U.S. immigration laws and USCIS (Bureau of Citizenship and Immigration Services) regulations allow the H-1B holder to have "dual intent" with respect to his or her intent to immigrate to the United States. Therefore, an individual seeking the temporary right to work in the U.S. with an H-1B visa may also petition for permanent U.S. residence in the future. One does not preclude the other. This means that H-1B foreign specialty workers are not required to maintain foreign residence and may seek permanent residence in the U.S.

Even though the H-1B visa is a non-immigrant visa, it is one of the few visa categories recognized as dual intent, meaning an H-1B holder can have legal immigration intent to apply for and obtain the U.S. Green Card,  while still being a holder of the H-1B visa. 

In the past, the employment-based Green Card process used to take only a few years, less than the duration of the H-1B visa itself. However, in recent times, the legal employment-based immigration process has backlogged and retrogressed to the extent that it now takes many years for skilled professional applicants from certain countries (like India and China) to obtain their Green Cards. Since the duration of the H-1B visa has not changed, this has meant a lot more H-1B visa holders have to renew their visas in 1 year or 3 year increments, to continue to be in legal status while their Green Card application is in process.

3. Ability to Change Employers

An H-1B visa holder may change the status to any other nonimmigrant status if he or her is eligible for. An H-1B visa holder may transfer employers easily under the H-1B Portability Act. The alien employee may begin working for the new employer as soon as the new H-1B transfer petition is submitted to USCIS.

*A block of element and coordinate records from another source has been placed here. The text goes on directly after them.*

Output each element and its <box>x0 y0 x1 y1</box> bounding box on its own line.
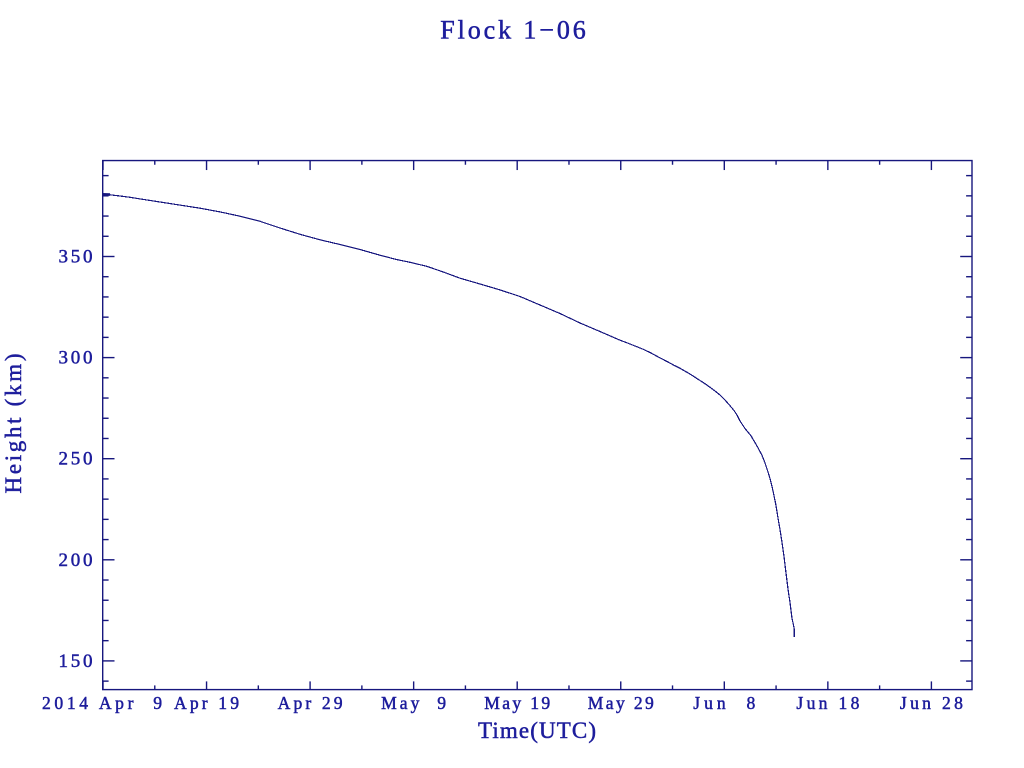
svg-text:Flock 1−06: Flock 1−06 <box>440 16 586 45</box>
svg-text:300: 300 <box>59 348 93 369</box>
svg-text:Jun 18: Jun 18 <box>796 693 859 713</box>
svg-text:Apr 19: Apr 19 <box>174 693 239 713</box>
svg-text:2014 Apr 9: 2014 Apr 9 <box>42 693 162 713</box>
svg-text:May 19: May 19 <box>484 693 550 713</box>
svg-text:Height (km): Height (km) <box>1 354 26 494</box>
svg-text:Time(UTC): Time(UTC) <box>478 718 596 743</box>
svg-text:150: 150 <box>59 651 93 672</box>
svg-text:200: 200 <box>59 550 93 571</box>
svg-text:350: 350 <box>59 247 93 268</box>
svg-text:Jun 8: Jun 8 <box>693 693 755 713</box>
svg-text:250: 250 <box>59 449 93 470</box>
svg-text:May 29: May 29 <box>588 693 654 713</box>
svg-text:May 9: May 9 <box>381 693 446 713</box>
svg-text:Apr 29: Apr 29 <box>278 693 343 713</box>
svg-text:Jun 28: Jun 28 <box>900 693 963 713</box>
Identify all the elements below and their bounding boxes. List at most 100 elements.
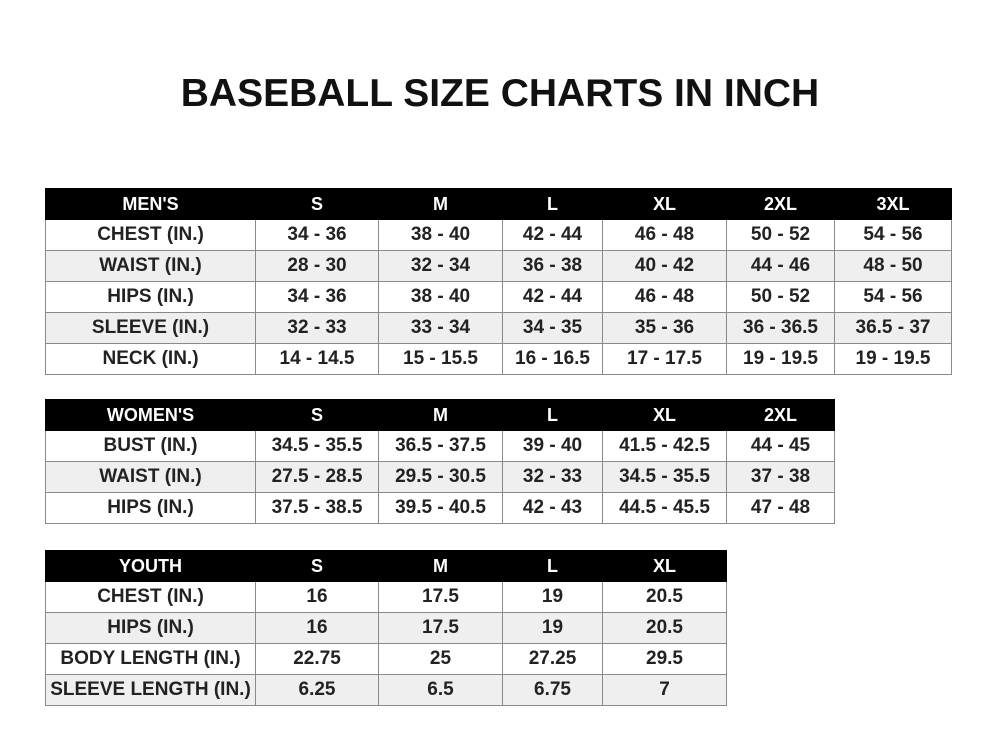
size-header: XL: [602, 550, 727, 582]
page-title: BASEBALL SIZE CHARTS IN INCH: [180, 72, 820, 115]
category-header: WOMEN'S: [45, 399, 256, 431]
size-value: 6.75: [502, 674, 603, 706]
size-header: 2XL: [726, 399, 835, 431]
table-row: WAIST (IN.) 28 - 30 32 - 34 36 - 38 40 - 42 4…: [45, 250, 952, 282]
size-value: 39 - 40: [502, 430, 603, 462]
size-value: 29.5: [602, 643, 727, 675]
size-value: 29.5 - 30.5: [378, 461, 503, 493]
size-value: 54 - 56: [834, 219, 952, 251]
size-value: 34 - 36: [255, 281, 379, 313]
size-value: 35 - 36: [602, 312, 727, 344]
table-row: HIPS (IN.) 16 17.5 19 20.5: [45, 612, 727, 644]
size-value: 34.5 - 35.5: [255, 430, 379, 462]
size-header: M: [378, 399, 503, 431]
size-value: 54 - 56: [834, 281, 952, 313]
size-value: 32 - 33: [502, 461, 603, 493]
size-value: 32 - 34: [378, 250, 503, 282]
category-header: YOUTH: [45, 550, 256, 582]
measurement-label: CHEST (IN.): [45, 219, 256, 251]
size-value: 17.5: [378, 612, 503, 644]
table-row: CHEST (IN.) 34 - 36 38 - 40 42 - 44 46 - 48 5…: [45, 219, 952, 251]
header-row: WOMEN'S S M L XL 2XL: [45, 399, 835, 431]
size-value: 34 - 35: [502, 312, 603, 344]
size-header: M: [378, 550, 503, 582]
size-value: 32 - 33: [255, 312, 379, 344]
size-value: 16: [255, 581, 379, 613]
size-value: 27.25: [502, 643, 603, 675]
table-row: BUST (IN.) 34.5 - 35.5 36.5 - 37.5 39 - 40 4…: [45, 430, 835, 462]
size-value: 17.5: [378, 581, 503, 613]
size-value: 27.5 - 28.5: [255, 461, 379, 493]
size-header: L: [502, 188, 603, 220]
size-value: 19: [502, 612, 603, 644]
size-header: M: [378, 188, 503, 220]
size-header: XL: [602, 188, 727, 220]
size-value: 20.5: [602, 612, 727, 644]
size-value: 15 - 15.5: [378, 343, 503, 375]
size-value: 16: [255, 612, 379, 644]
table-row: HIPS (IN.) 37.5 - 38.5 39.5 - 40.5 42 - 43 4…: [45, 492, 835, 524]
size-header: XL: [602, 399, 727, 431]
size-value: 41.5 - 42.5: [602, 430, 727, 462]
category-header: MEN'S: [45, 188, 256, 220]
table-row: HIPS (IN.) 34 - 36 38 - 40 42 - 44 46 - 48 50…: [45, 281, 952, 313]
header-row: MEN'S S M L XL 2XL 3XL: [45, 188, 952, 220]
size-value: 34.5 - 35.5: [602, 461, 727, 493]
size-value: 44 - 46: [726, 250, 835, 282]
size-value: 16 - 16.5: [502, 343, 603, 375]
youth-size-table: YOUTH S M L XL CHEST (IN.) 16 17.5 19 20.5 HIPS (I…: [45, 550, 727, 706]
size-header: S: [255, 399, 379, 431]
size-header: L: [502, 399, 603, 431]
size-value: 36.5 - 37: [834, 312, 952, 344]
size-value: 38 - 40: [378, 219, 503, 251]
size-value: 44 - 45: [726, 430, 835, 462]
size-value: 28 - 30: [255, 250, 379, 282]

The employer and location of employment may be changed during the six-year H-1B status duration, as soon as the new employer files a new H-1B petition on behalf of the alien individual, who is in lawful H-1B status at the time of filing, and has not engaged in any unauthorized employment since his or her last lawful admission.

An alien employee may change employers, and it will not affect his adjustment of status provided he or she has filed an I-485 for at least 180 days, and continues to work in the same or similar position for the new employer.